Akeji Sumiyoshi

Né en 1938 à Kyōto, Akeji est élevé par l’un de ses grands-pères, qui vivait sur un massif au nord de l’ancienne capitale. Maître en arts martiaux et adepte du shintō, le vieil homme lui apprend dès son plus jeune âge des pratiques chamaniques ancestrales et l’initie au maniement du sabre. Il le sensibilise également à l’art du pinceau et à la voie du thé. Lors de son adolescence, Akeji pérégrine de sanctuaires shintō en monastères bouddhistes, ce qui lui permet de se familiariser avec la pharmacopée traditionnelle. Il s’inscrit ensuite à l’Université de Kyōto pour étudier le droit et poursuit ses études en chimie et sciences naturelles à l’Université de Shimane. Jeune diplômé, Akeji rejoint un groupe de réflexion réuni à la demande du premier ministre de l’époque, Hatoyama Ichirō. De retour d’un séjour d’un an en France, il quitte la vie politique et se marie.

Nombreuses théories expliquent l’étymologie du mot composé par les deux caractères calligraphiés ici. D’après Les Mémoires du grand historien (Shiji, rédigées entre 109 et 91 AEC), le premier idéogramme, dont la lecture chinoise est « chi », indiquerait une divinité de la montagne ayant pris la forme d’un tigre. Quant au second (« mi »), il ferait référence à un esprit des marécages à la tête de bête. Au Japon, le Wamyō ruijushō (compilé entre 934 et 938), l’un des dictionnaires les plus anciens, considère ces deux créatures comme des démons (oni), dont le nom est prononcé sudama. Le papier employé pour cette calligraphie a été réalisé par Iwano Ichibei VIII (1901-1976), maître artisan élevé au rang de « Trésor national vivant ».

Quelques années plus tard, en 1969, à l’âge de 31 ans, Akeji décide avec son épouse Asako d’aller vivre dans la vallée de Himuro, aux flancs du mont Kuramayama, dans un refuge forestier qui devient leur ermitage pendant près de cinquante ans. Leur quotidien est fait de prières pour évoquer les esprits de la forêt, de cérémonies du thé ainsi que de cueillettes. Retourné sur les lieux de son enfance, Akeji mène une vie hors du temps, se consacrant à la calligraphie dans un dialogue constant avec la nature, qu’il n’a jamais cessé de vénérer. Suivant le rythme des saisons, le calligraphe va recueillir graines, fruits, fleurs, écorces et racines. Il en extrait la matière tinctoriale par dessiccation, broyage, combustion ou fermentation, à l’aide de procédés traditionnels. Ne possédant pas d’atelier, il réalise ses œuvres dans la forêt.

Comme beaucoup de calligraphes, Akeji fabrique lui-même ses pinceaux se servant de poils de différents animaux : cheval, sanglier, cerf, blaireau, renard. Quant aux supports, il se procure les papiers auprès d’artisans souvent élevés au rang de « Trésor national vivant ».

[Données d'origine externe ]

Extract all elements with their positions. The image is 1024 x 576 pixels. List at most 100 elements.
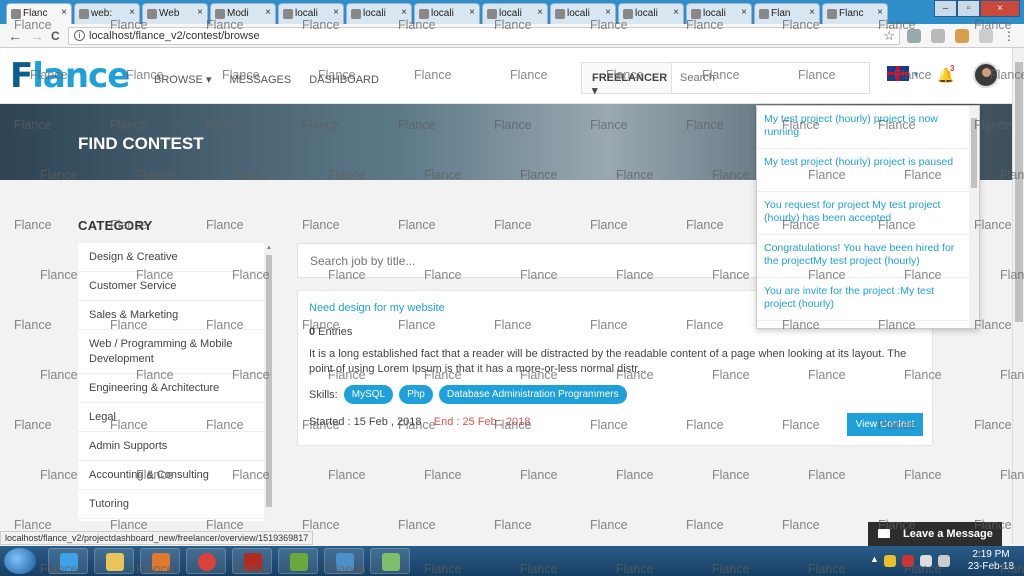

Tracés à l’aide d’un geste immédiat, les caractères archaïques, souvent difficiles à identifier, prennent des formes insaisissables évoquant l’impermanence des choses (mono no aware). Des correspondances secrètes, intimes, entre les signes calligraphiés et les végétaux d’où Akeji a extrait les colorants habitent ses créations, les animant d’un rythme primordial et d’un sens profond, qui révèlent l’essence animiste de son travail.

Akeji, le souffle de la montagne nous remet au diapason du monde naturel, au cœur du Japon, en compagnie d’un couple de vieillards qui pratiquent l’art de vivre simplement. Détachés des contingences, de toutes velléités de consommation et de performance, Akeji et Asako vivent dans une cabane au milieu de la montagne, faite de bric et de broc mais avec un sens pratique et esthétique incontestable. En fin de compte, c’est le présent qu’ils habitent, investissant intensément leur quotidien. En symbiose avec leur sujet, les cinéastes Mélanie Schaan et Corentin Leconte déploient un geste cinématographique qui épouse cette religiosité de l’instant. La visite des petits-enfants et bientôt la maladie bousculeront ces rituels et mettront Akeji, l’artiste et le sage, à l’épreuve de la finitude. Le temps semble exister mais en réalité il n’existe pas.